横切るついでに、皮肉を込めてそう言ってやった。
楸さんの香水が胸元まで押し寄せる。酒とこの香水は、相性が最悪らしい。こんなんじゃ、あたしはホストクラブなんか一生行けないだろうな、とぼんやり思った。

「法学部をナメちゃいかんよ」

はいはい、と空になったグラスを流し台に置く。朝食の洗い物はもう終わってしまったらしい。
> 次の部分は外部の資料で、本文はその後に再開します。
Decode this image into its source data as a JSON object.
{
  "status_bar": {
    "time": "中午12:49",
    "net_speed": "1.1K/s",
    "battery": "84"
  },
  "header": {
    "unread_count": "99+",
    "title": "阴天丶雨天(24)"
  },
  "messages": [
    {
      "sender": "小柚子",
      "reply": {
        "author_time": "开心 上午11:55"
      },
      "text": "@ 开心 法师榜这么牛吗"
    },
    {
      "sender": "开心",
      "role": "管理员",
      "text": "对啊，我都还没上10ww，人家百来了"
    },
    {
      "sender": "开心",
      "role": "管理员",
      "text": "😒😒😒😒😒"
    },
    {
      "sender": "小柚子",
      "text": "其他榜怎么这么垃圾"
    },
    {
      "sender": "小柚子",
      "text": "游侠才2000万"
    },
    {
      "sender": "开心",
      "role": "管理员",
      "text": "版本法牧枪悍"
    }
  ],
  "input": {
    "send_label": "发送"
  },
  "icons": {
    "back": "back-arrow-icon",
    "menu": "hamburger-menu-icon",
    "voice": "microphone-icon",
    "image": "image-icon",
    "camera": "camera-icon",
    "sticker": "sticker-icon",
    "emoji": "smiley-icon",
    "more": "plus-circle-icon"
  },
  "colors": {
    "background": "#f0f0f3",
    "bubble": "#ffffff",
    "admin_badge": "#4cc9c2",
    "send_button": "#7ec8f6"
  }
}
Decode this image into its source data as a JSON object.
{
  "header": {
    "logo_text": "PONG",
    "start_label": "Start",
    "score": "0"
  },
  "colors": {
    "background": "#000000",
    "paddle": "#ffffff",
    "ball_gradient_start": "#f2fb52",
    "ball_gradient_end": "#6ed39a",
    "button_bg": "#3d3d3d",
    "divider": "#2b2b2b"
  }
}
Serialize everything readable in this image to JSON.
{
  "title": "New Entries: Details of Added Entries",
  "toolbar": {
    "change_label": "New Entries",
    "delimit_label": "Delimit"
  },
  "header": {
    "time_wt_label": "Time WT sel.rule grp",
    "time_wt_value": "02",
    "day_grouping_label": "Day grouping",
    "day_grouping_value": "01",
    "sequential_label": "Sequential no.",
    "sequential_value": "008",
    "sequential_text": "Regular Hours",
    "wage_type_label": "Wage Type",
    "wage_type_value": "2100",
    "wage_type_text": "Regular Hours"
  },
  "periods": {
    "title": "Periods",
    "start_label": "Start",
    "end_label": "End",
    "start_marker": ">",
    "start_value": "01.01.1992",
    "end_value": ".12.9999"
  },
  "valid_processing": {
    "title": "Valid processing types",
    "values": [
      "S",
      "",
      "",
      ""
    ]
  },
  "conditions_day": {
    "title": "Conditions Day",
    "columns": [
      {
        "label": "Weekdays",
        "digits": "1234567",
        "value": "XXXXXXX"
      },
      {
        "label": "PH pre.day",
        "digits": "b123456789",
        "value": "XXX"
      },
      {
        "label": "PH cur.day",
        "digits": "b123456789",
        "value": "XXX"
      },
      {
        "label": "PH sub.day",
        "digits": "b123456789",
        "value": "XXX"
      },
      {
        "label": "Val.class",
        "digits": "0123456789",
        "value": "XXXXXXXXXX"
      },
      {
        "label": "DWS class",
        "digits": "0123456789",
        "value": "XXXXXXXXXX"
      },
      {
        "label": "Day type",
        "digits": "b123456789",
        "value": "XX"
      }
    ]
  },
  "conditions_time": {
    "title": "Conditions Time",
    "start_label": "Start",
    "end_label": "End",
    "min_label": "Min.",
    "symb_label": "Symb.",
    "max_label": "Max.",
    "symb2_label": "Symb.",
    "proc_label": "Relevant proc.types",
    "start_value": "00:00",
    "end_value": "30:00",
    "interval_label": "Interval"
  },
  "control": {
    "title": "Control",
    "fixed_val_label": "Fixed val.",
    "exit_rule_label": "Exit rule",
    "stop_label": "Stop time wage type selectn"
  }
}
楸さんの分以外。
グラスが1人ぼっちで銀色の世界に佇んでいた。


……ん?


「は? 法学部? 楸さんが?」

急に振り向いたせいで、楸さんはびくりと肩を揺らした。切れ長の目が、似合わないくらい大きく開けられていて、結構な阿保面。

「本気で言ってんの?」

「え? あ、ううん。嘘です、経済学部」

嘘かよ!
驚いて損した。騙されたあたしも悪いのだけれど。
軽蔑の眼差しを送ると、楸さんは困ったように笑顔を作った。

「雅ちゃん、ちゃんと俺の話聞いてんのかなぁって思って」

「聞いてますよ。てか、明らかに後付けだろ」

図星なのか、楸さんはニッと笑った。

それから、食器を片付けようとするも、かなりぎこちない。1人暮らしのくせに家事をしないのか、この男は。どこまでもいい加減だ。

「置いといて」

流し台に近づいて来た楸さんと距離を空ける。
手を引くと、楸さんはそのまま両手をパチンと合わせた。

「ご馳走様でした」

少年のように無邪気に笑う、この男。
やっぱり貧乏神は貧乏神。
あたしには関係ないとは言え、行く末が不安だ。呆れて溜め息が出てしまった。